These days, anyone with a Twitter account can make a prediction on the market. And all across Wall Street, there are people making broad, widely-consumed prognostications despite never having set foot on a trading floor.
Legendary investor Laszlo Birinyi - who has nailed the eight-year bull market at every turn - is more apt to listen to people putting their money where their mouth is. He advises that people playing the market listen to pundits who are willing to back up their public comments with an actual monetary wager.
And Birinyi practices what he preaches. After nailing his view for the first half of 2017, he made a new forecast: that the S&P 500 would hit 2,500 by the end of September. [Note: it did just that.] To show he was serious, Birinyi bought September 29 S&P $250 calls.
In an interview with Business Insider, Birinyi discussed his approach to taking investment advice, and provided some of his own. He also covered such hot-button topics as volatility, equity valuations, exchange-traded funds, the effect of politics on the market, and what important factor he thinks investors are missing.
Here's what Birinyi had to say (emphasis ours):
"We have a cliche here that we say to our customers, and it's from a Wendy's commercial: Where's the beef? We see so many articles about how there's going to be a correction, but out of all the forecasts, I've never seen one that outright says to sell. No one comes out and says, "There's going to be a correction - short the S&P." It's all "The market is scary" or "We could have a downdraft," but at the end of the day, the question remains: Has there been a transaction?
Having sat on a trading desk on Wall Street, where you live and die by what you do, to me this is just noise. In the last eight years, there was only one instance that I recall where a strategist came out and said, "There's going to be a correction, and you should sell the S&P." And we did! It didn't work out - we lost a little bit of money. And that was OK.

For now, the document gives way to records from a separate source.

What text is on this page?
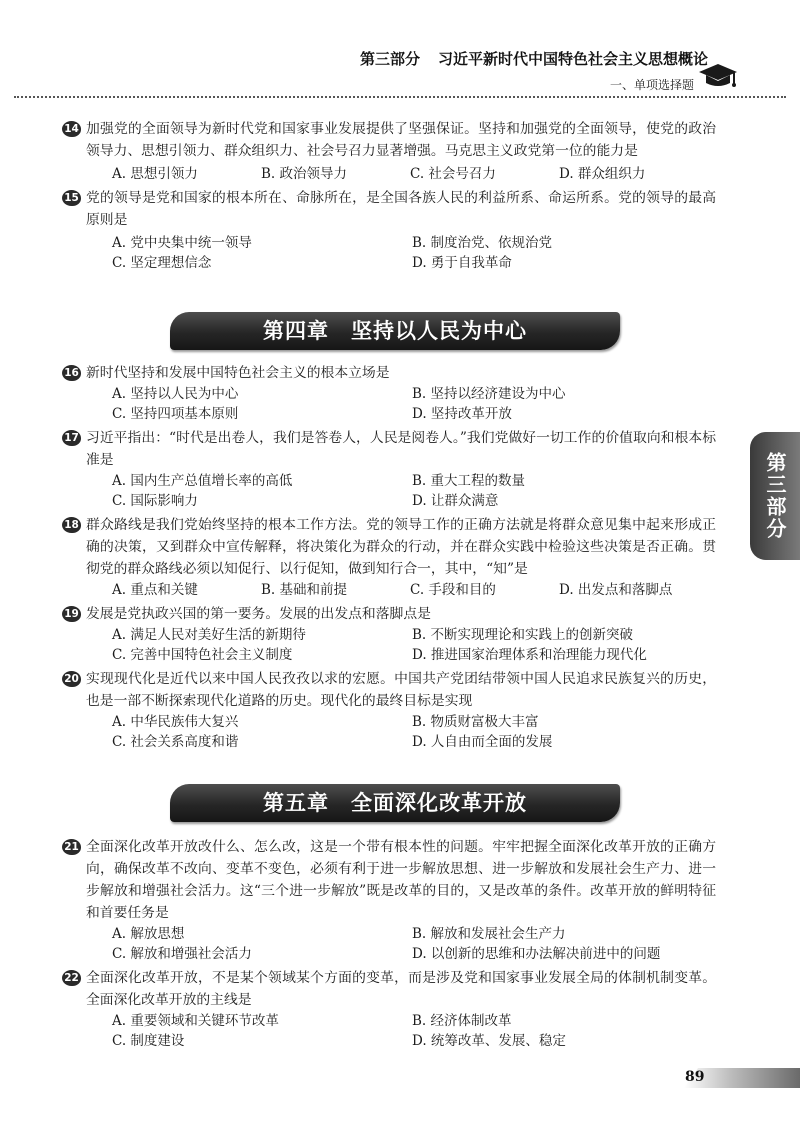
第三部分 习近平新时代中国特色社会主义思想概论
一、单项选择题
14 加强党的全面领导为新时代党和国家事业发展提供了坚强保证。坚持和加强党的全面领导，使党的政治领导力、思想引领力、群众组织力、社会号召力显著增强。马克思主义政党第一位的能力是
A. 思想引领力	B. 政治领导力	C. 社会号召力	D. 群众组织力
15 党的领导是党和国家的根本所在、命脉所在，是全国各族人民的利益所系、命运所系。党的领导的最高原则是
A. 党中央集中统一领导	B. 制度治党、依规治党
C. 坚定理想信念	D. 勇于自我革命
第四章 坚持以人民为中心
16 新时代坚持和发展中国特色社会主义的根本立场是
A. 坚持以人民为中心	B. 坚持以经济建设为中心
C. 坚持四项基本原则	D. 坚持改革开放
17 习近平指出：“时代是出卷人，我们是答卷人，人民是阅卷人。”我们党做好一切工作的价值取向和根本标准是
A. 国内生产总值增长率的高低	B. 重大工程的数量
C. 国际影响力	D. 让群众满意
18 群众路线是我们党始终坚持的根本工作方法。党的领导工作的正确方法就是将群众意见集中起来形成正确的决策，又到群众中宣传解释，将决策化为群众的行动，并在群众实践中检验这些决策是否正确。贯彻党的群众路线必须以知促行、以行促知，做到知行合一，其中，“知”是
A. 重点和关键	B. 基础和前提	C. 手段和目的	D. 出发点和落脚点
19 发展是党执政兴国的第一要务。发展的出发点和落脚点是
A. 满足人民对美好生活的新期待	B. 不断实现理论和实践上的创新突破
C. 完善中国特色社会主义制度	D. 推进国家治理体系和治理能力现代化
20 实现现代化是近代以来中国人民孜孜以求的宏愿。中国共产党团结带领中国人民追求民族复兴的历史，也是一部不断探索现代化道路的历史。现代化的最终目标是实现
A. 中华民族伟大复兴	B. 物质财富极大丰富
C. 社会关系高度和谐	D. 人自由而全面的发展
第五章 全面深化改革开放
21 全面深化改革开放改什么、怎么改，这是一个带有根本性的问题。牢牢把握全面深化改革开放的正确方向，确保改革不改向、变革不变色，必须有利于进一步解放思想、进一步解放和发展社会生产力、进一步解放和增强社会活力。这“三个进一步解放”既是改革的目的，又是改革的条件。改革开放的鲜明特征和首要任务是
A. 解放思想	B. 解放和发展社会生产力
C. 解放和增强社会活力	D. 以创新的思维和办法解决前进中的问题
22 全面深化改革开放，不是某个领域某个方面的变革，而是涉及党和国家事业发展全局的体制机制变革。全面深化改革开放的主线是
A. 重要领域和关键环节改革	B. 经济体制改革
C. 制度建设	D. 统筹改革、发展、稳定
第三部分
89
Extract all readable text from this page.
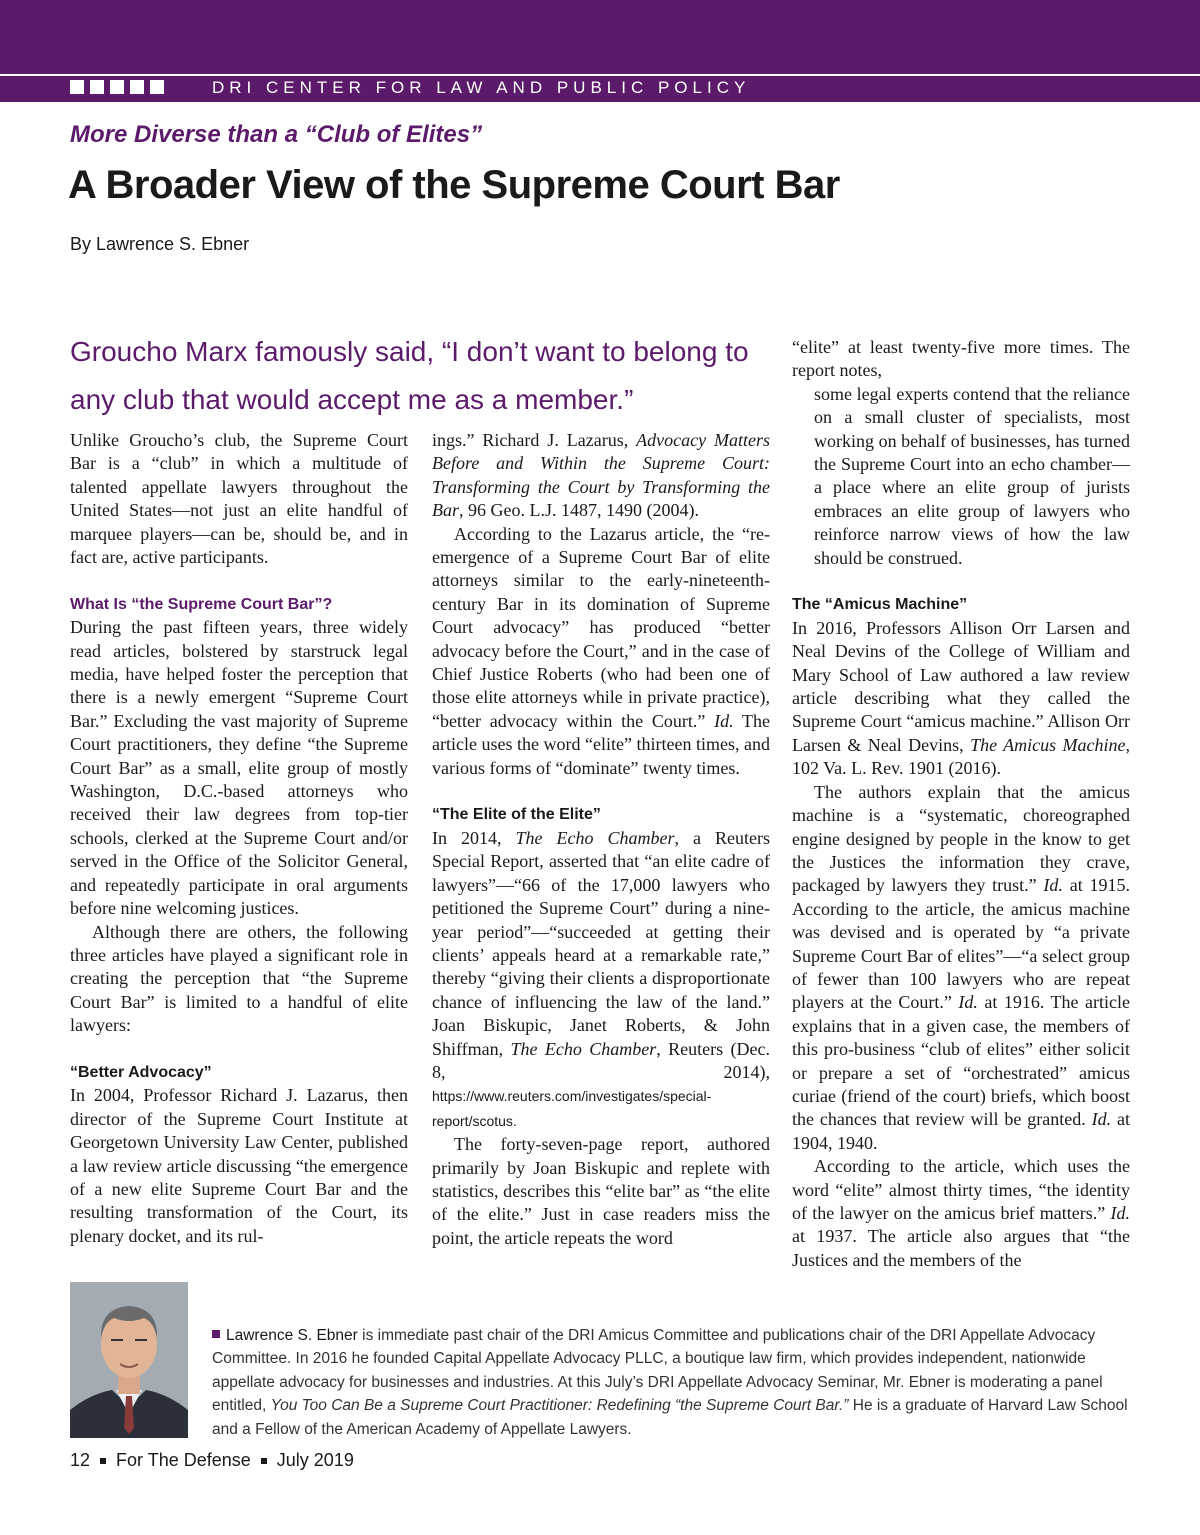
DRI CENTER FOR LAW AND PUBLIC POLICY
More Diverse than a “Club of Elites”
A Broader View of the Supreme Court Bar
By Lawrence S. Ebner
Groucho Marx famously said, “I don’t want to belong to any club that would accept me as a member.”

Unlike Groucho’s club, the Supreme Court Bar is a “club” in which a multitude of talented appellate lawyers throughout the United States—not just an elite handful of marquee players—can be, should be, and in fact are, active participants.

What Is “the Supreme Court Bar”?

During the past fifteen years, three widely read articles, bolstered by starstruck legal media, have helped foster the perception that there is a newly emergent “Supreme Court Bar.” Excluding the vast majority of Supreme Court practitioners, they define “the Supreme Court Bar” as a small, elite group of mostly Washington, D.C.-based attorneys who received their law degrees from top-tier schools, clerked at the Supreme Court and/or served in the Office of the Solicitor General, and repeatedly participate in oral arguments before nine welcoming justices.

Although there are others, the following three articles have played a significant role in creating the perception that “the Supreme Court Bar” is limited to a handful of elite lawyers:

“Better Advocacy”

In 2004, Professor Richard J. Lazarus, then director of the Supreme Court Institute at Georgetown University Law Center, published a law review article discussing “the emergence of a new elite Supreme Court Bar and the resulting transformation of the Court, its plenary docket, and its rul-

ings.” Richard J. Lazarus, Advocacy Matters Before and Within the Supreme Court: Transforming the Court by Transforming the Bar, 96 Geo. L.J. 1487, 1490 (2004).

According to the Lazarus article, the “re-emergence of a Supreme Court Bar of elite attorneys similar to the early-nineteenth-century Bar in its domination of Supreme Court advocacy” has produced “better advocacy before the Court,” and in the case of Chief Justice Roberts (who had been one of those elite attorneys while in private practice), “better advocacy within the Court.” Id. The article uses the word “elite” thirteen times, and various forms of “dominate” twenty times.

“The Elite of the Elite”

In 2014, The Echo Chamber, a Reuters Special Report, asserted that “an elite cadre of lawyers”—“66 of the 17,000 lawyers who petitioned the Supreme Court” during a nine-year period”—“succeeded at getting their clients’ appeals heard at a remarkable rate,” thereby “giving their clients a disproportionate chance of influencing the law of the land.” Joan Biskupic, Janet Roberts, & John Shiffman, The Echo Chamber, Reuters (Dec. 8, 2014), https://www.reuters.com/investigates/special-report/scotus.

The forty-seven-page report, authored primarily by Joan Biskupic and replete with statistics, describes this “elite bar” as “the elite of the elite.” Just in case readers miss the point, the article repeats the word

“elite” at least twenty-five more times. The report notes,

some legal experts contend that the reliance on a small cluster of specialists, most working on behalf of businesses, has turned the Supreme Court into an echo chamber—a place where an elite group of jurists embraces an elite group of lawyers who reinforce narrow views of how the law should be construed.

The “Amicus Machine”

In 2016, Professors Allison Orr Larsen and Neal Devins of the College of William and Mary School of Law authored a law review article describing what they called the Supreme Court “amicus machine.” Allison Orr Larsen & Neal Devins, The Amicus Machine, 102 Va. L. Rev. 1901 (2016).

The authors explain that the amicus machine is a “systematic, choreographed engine designed by people in the know to get the Justices the information they crave, packaged by lawyers they trust.” Id. at 1915. According to the article, the amicus machine was devised and is operated by “a private Supreme Court Bar of elites”—“a select group of fewer than 100 lawyers who are repeat players at the Court.” Id. at 1916. The article explains that in a given case, the members of this pro-business “club of elites” either solicit or prepare a set of “orchestrated” amicus curiae (friend of the court) briefs, which boost the chances that review will be granted. Id. at 1904, 1940.

According to the article, which uses the word “elite” almost thirty times, “the identity of the lawyer on the amicus brief matters.” Id. at 1937. The article also argues that “the Justices and the members of the

Lawrence S. Ebner is immediate past chair of the DRI Amicus Committee and publications chair of the DRI Appellate Advocacy Committee. In 2016 he founded Capital Appellate Advocacy PLLC, a boutique law firm, which provides independent, nationwide appellate advocacy for businesses and industries. At this July’s DRI Appellate Advocacy Seminar, Mr. Ebner is moderating a panel entitled, You Too Can Be a Supreme Court Practitioner: Redefining “the Supreme Court Bar.” He is a graduate of Harvard Law School and a Fellow of the American Academy of Appellate Lawyers.
12 For The Defense July 2019
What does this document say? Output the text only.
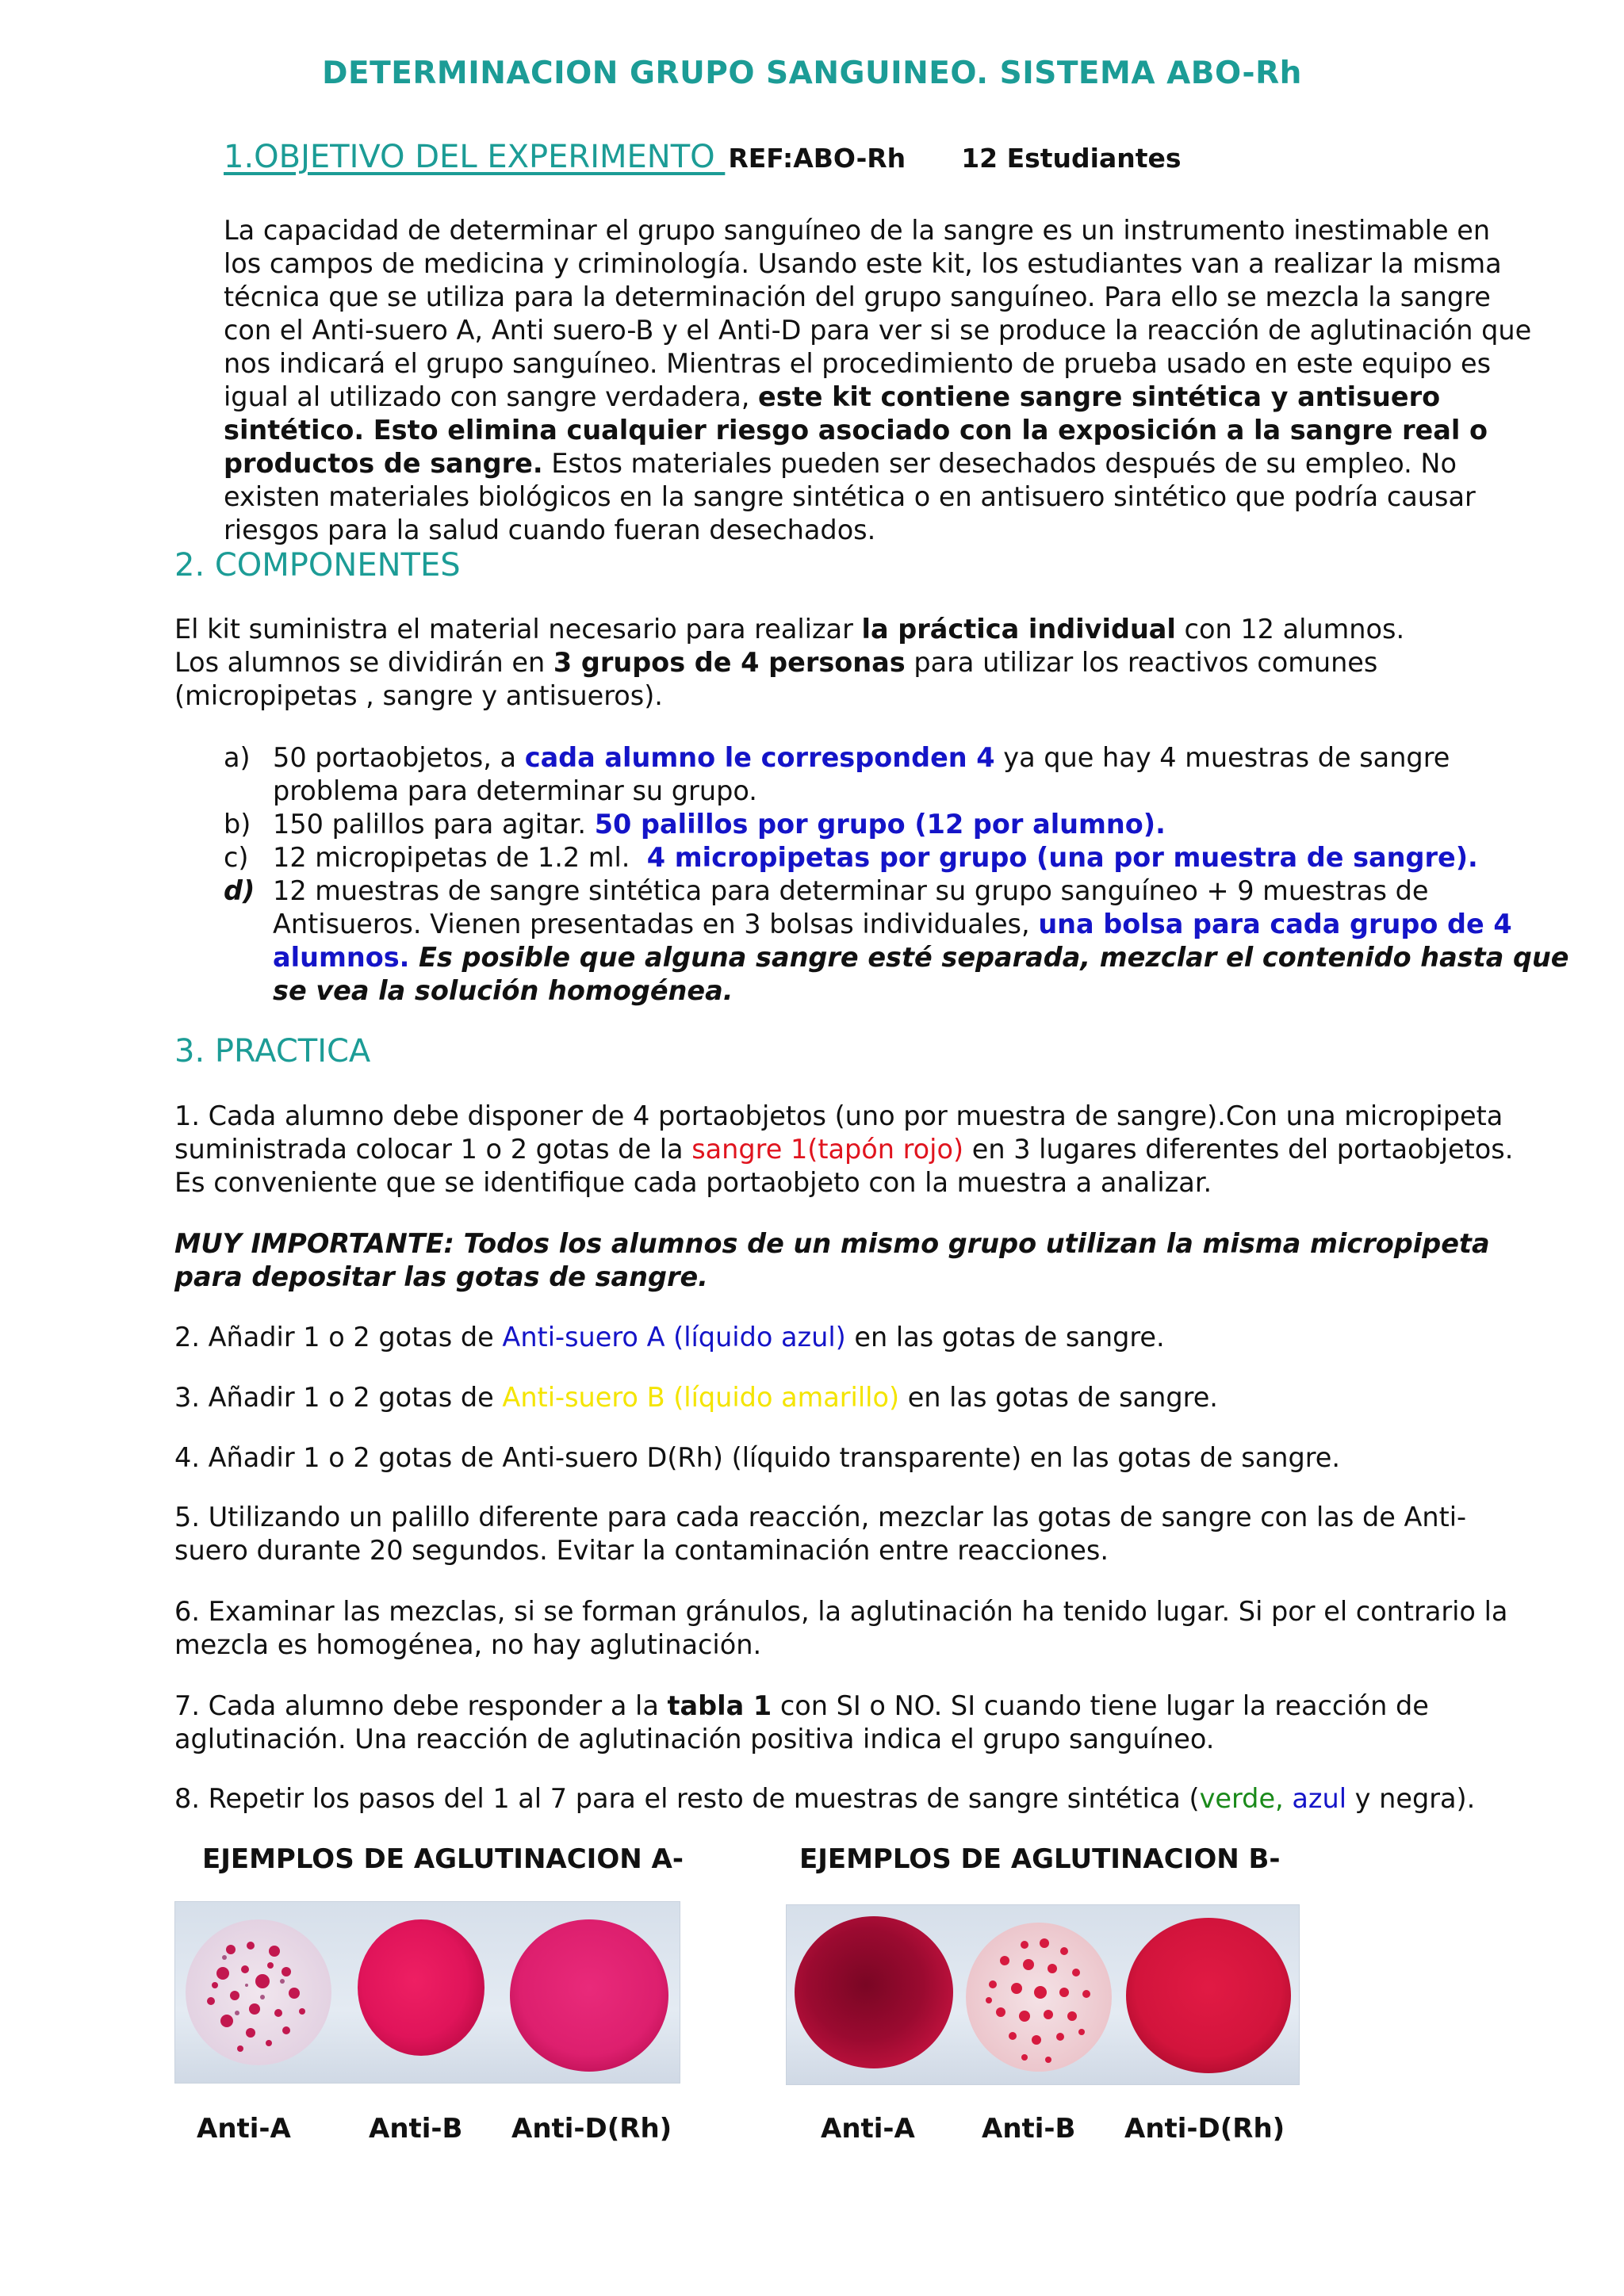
DETERMINACION GRUPO SANGUINEO. SISTEMA ABO-Rh
1.OBJETIVO DEL EXPERIMENTO REF:ABO-Rh 12 Estudiantes
La capacidad de determinar el grupo sanguíneo de la sangre es un instrumento inestimable en los campos de medicina y criminología. Usando este kit, los estudiantes van a realizar la misma técnica que se utiliza para la determinación del grupo sanguíneo. Para ello se mezcla la sangre con el Anti-suero A, Anti suero-B y el Anti-D para ver si se produce la reacción de aglutinación que nos indicará el grupo sanguíneo. Mientras el procedimiento de prueba usado en este equipo es igual al utilizado con sangre verdadera, este kit contiene sangre sintética y antisuero sintético. Esto elimina cualquier riesgo asociado con la exposición a la sangre real o productos de sangre. Estos materiales pueden ser desechados después de su empleo. No existen materiales biológicos en la sangre sintética o en antisuero sintético que podría causar riesgos para la salud cuando fueran desechados.
2. COMPONENTES
El kit suministra el material necesario para realizar la práctica individual con 12 alumnos.
Los alumnos se dividirán en 3 grupos de 4 personas para utilizar los reactivos comunes (micropipetas , sangre y antisueros).
a) 50 portaobjetos, a cada alumno le corresponden 4 ya que hay 4 muestras de sangre problema para determinar su grupo.
b) 150 palillos para agitar. 50 palillos por grupo (12 por alumno).
c) 12 micropipetas de 1.2 ml.  4 micropipetas por grupo (una por muestra de sangre).
d) 12 muestras de sangre sintética para determinar su grupo sanguíneo + 9 muestras de Antisueros. Vienen presentadas en 3 bolsas individuales, una bolsa para cada grupo de 4 alumnos. Es posible que alguna sangre esté separada, mezclar el contenido hasta que se vea la solución homogénea.
3. PRACTICA
1. Cada alumno debe disponer de 4 portaobjetos (uno por muestra de sangre).Con una micropipeta suministrada colocar 1 o 2 gotas de la sangre 1(tapón rojo) en 3 lugares diferentes del portaobjetos. Es conveniente que se identifique cada portaobjeto con la muestra a analizar.
MUY IMPORTANTE: Todos los alumnos de un mismo grupo utilizan la misma micropipeta para depositar las gotas de sangre.
2. Añadir 1 o 2 gotas de Anti-suero A (líquido azul) en las gotas de sangre.
3. Añadir 1 o 2 gotas de Anti-suero B (líquido amarillo) en las gotas de sangre.
4. Añadir 1 o 2 gotas de Anti-suero D(Rh) (líquido transparente) en las gotas de sangre.
5. Utilizando un palillo diferente para cada reacción, mezclar las gotas de sangre con las de Anti-suero durante 20 segundos. Evitar la contaminación entre reacciones.
6. Examinar las mezclas, si se forman gránulos, la aglutinación ha tenido lugar. Si por el contrario la mezcla es homogénea, no hay aglutinación.
7. Cada alumno debe responder a la tabla 1 con SI o NO. SI cuando tiene lugar la reacción de aglutinación. Una reacción de aglutinación positiva indica el grupo sanguíneo.
8. Repetir los pasos del 1 al 7 para el resto de muestras de sangre sintética (verde, azul y negra).
EJEMPLOS DE AGLUTINACION A-	EJEMPLOS DE AGLUTINACION B-
Anti-A	Anti-B Anti-D(Rh)	Anti-A Anti-B Anti-D(Rh)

We like situations where someone gives something tangible, where someone is accountable. That's why, when we put up our forecast in June, we said we were buying those September 29 S&P $250 calls. We had skin in the game, and I think customers appreciate that. We may be wrong, but we're not going to sit there and give people a forecast we're not following ourselves. As somebody once said, don't tell me it's going to rain - tell me to buy an umbrella."